3) Remote Patient Monitoring (RPM): This modality facilitates convenient and accurate collection of personal health and medical data which is transmitted via secure electronic communications to the provider. Depending upon the need, there are wearable devices for monitoring heart rate, blood pressures, EKG tracings for dysrhythmias, and even implantable devices for monitoring CVP in patients with severe heart failure.
4) Mobile Health (mHealth): This modality essentially supports communication between physician and patients using any device (cell phone, tablets, computers, PDA’s). Think “Facetime.” Obvious uses include quick follow-up with patients when you need to see something. Office staff can conduct medication reconciliation and see the medication bottles instead of guessing what the yellow pills are. Office staff can triage the patients more appropriately with visual aid, “No, please go to the Emergency Room for that.”

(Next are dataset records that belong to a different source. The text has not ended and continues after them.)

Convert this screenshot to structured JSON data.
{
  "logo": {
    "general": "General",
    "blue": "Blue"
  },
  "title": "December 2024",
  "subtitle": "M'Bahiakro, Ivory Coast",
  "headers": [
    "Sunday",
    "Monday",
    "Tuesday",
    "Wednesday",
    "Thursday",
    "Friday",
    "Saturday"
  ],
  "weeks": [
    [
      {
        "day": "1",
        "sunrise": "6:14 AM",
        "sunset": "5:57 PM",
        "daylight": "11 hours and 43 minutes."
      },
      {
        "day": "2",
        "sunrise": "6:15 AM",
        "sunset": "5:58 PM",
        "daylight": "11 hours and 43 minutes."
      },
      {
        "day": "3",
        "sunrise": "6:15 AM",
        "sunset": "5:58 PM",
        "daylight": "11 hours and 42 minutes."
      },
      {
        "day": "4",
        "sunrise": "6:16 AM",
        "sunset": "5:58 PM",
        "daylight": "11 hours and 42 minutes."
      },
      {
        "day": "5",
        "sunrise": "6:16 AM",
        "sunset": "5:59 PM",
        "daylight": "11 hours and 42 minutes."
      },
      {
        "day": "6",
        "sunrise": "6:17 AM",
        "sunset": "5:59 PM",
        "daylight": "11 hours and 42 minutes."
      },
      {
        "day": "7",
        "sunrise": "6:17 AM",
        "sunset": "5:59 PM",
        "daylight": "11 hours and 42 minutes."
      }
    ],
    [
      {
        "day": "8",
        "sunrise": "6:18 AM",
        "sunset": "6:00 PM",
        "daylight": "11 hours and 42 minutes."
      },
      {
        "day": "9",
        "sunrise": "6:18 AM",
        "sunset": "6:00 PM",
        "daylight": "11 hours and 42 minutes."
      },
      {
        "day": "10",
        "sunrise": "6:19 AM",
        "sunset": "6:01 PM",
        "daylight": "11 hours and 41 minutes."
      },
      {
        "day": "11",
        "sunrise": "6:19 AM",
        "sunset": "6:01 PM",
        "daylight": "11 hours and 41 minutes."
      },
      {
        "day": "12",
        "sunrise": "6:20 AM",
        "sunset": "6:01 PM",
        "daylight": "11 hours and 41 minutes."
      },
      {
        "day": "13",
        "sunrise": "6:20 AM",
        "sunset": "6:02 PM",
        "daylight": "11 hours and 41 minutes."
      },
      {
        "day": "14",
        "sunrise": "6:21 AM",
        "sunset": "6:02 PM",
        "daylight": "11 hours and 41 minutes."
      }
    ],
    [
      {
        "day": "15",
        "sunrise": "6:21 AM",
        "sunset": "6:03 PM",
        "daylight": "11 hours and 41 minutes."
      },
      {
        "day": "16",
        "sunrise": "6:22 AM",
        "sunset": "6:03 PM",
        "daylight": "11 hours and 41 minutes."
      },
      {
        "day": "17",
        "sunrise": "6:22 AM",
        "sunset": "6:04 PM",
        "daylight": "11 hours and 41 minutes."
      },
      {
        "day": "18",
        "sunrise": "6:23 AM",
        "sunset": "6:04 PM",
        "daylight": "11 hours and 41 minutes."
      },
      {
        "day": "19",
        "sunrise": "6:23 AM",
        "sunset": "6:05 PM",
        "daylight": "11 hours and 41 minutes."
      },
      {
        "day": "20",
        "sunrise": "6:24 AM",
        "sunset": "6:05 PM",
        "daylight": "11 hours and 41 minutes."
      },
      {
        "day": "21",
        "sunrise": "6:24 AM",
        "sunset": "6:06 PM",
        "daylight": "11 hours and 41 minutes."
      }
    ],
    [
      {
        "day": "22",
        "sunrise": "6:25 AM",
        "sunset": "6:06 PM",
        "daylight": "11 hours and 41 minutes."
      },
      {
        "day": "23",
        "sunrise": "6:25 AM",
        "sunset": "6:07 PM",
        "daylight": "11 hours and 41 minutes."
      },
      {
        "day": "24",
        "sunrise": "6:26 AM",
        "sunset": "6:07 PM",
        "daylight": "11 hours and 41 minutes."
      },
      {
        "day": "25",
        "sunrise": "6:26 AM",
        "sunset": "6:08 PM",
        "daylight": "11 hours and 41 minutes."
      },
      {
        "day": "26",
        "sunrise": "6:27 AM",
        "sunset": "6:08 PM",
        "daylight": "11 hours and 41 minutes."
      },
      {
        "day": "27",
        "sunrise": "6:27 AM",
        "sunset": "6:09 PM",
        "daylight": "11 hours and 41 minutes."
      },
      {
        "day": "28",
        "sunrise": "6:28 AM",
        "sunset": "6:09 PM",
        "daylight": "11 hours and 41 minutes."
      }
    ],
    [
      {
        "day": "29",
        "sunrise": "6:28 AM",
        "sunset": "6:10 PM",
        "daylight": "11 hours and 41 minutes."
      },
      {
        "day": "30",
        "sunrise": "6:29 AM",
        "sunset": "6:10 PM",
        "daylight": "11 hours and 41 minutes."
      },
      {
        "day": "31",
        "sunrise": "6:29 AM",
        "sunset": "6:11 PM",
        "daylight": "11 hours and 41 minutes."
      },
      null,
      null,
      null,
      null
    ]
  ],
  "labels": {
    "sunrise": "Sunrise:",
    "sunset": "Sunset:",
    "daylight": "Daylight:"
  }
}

There are several major barriers to the implementation of telehealth. First, there must be adequate bandwidth to support this technology. High-speed internet is a struggle in large cities such as Louisville and Lexington. The infrastructure is sadly inadequate in rural Kentucky. While waiting for the development of internet infrastructure throughout Kentucky (please do not hold your breath), physicians can creatively partner with local businesses that already have internet access. For example, we can negotiate with the local Walmart, Rite-Aid, or CVS Pharmacy to provide medical services remotely. (These businesses are already contemplating on providing Urgent Care or Walk-in clinics.) Second, there are inherent technical, financial, HIPAA, and security issues (malicious viruses and hacking) which will require standardization and solutions. And finally, reimbursement for telehealth services will need attention. Dr. Alvarado has successfully introduced SB 112 – Telehealth Services which will require equivalent reimbursement of telehealth visits to face-to-face visits. This is a huge step for successful implementation of telehealth. Now, physicians need to assist our legislators with drafting proper regulations to prevent over restriction of our ability to practice.
Telemedicine is upon us. We can choose to view this new method of healthcare delivery as a challenge or opportunity. Regardless of our choice, the future practice of medicine will involve the use of telehealth. Kaiser Permanente reported that over 52% of their visits are via telehealth. Contrary to current myth that telehealth visits are for the easy runny noses, most of the benefits as evidenced by quality metrics are from management of complex chronic diseases. And with threats such as increasing numbers of older patients who will most likely have more chronic illness, significant physician shortage forecasts, and rising cost of healthcare, the gap to healthcare access in Kentucky will worsen.
1Health Disparities in Appalachia. Marshall et al. Appalachian Regional Commission. https://www.arc.gov/research/researchreportdetails.asp?REPORT_ID=138 Published August 2017. Accessed August 15, 2018.
2Telehealth: Mapping the Evidence for Patient Outcomes From Systematic Reviews. Totten AM, Womack DM, Eden KB, McDonagh MS, Griffin JC, Grusing S, Hersh WR. Rockville (MD): Agency for Healthcare Research and Quality (US); 2016 Jun.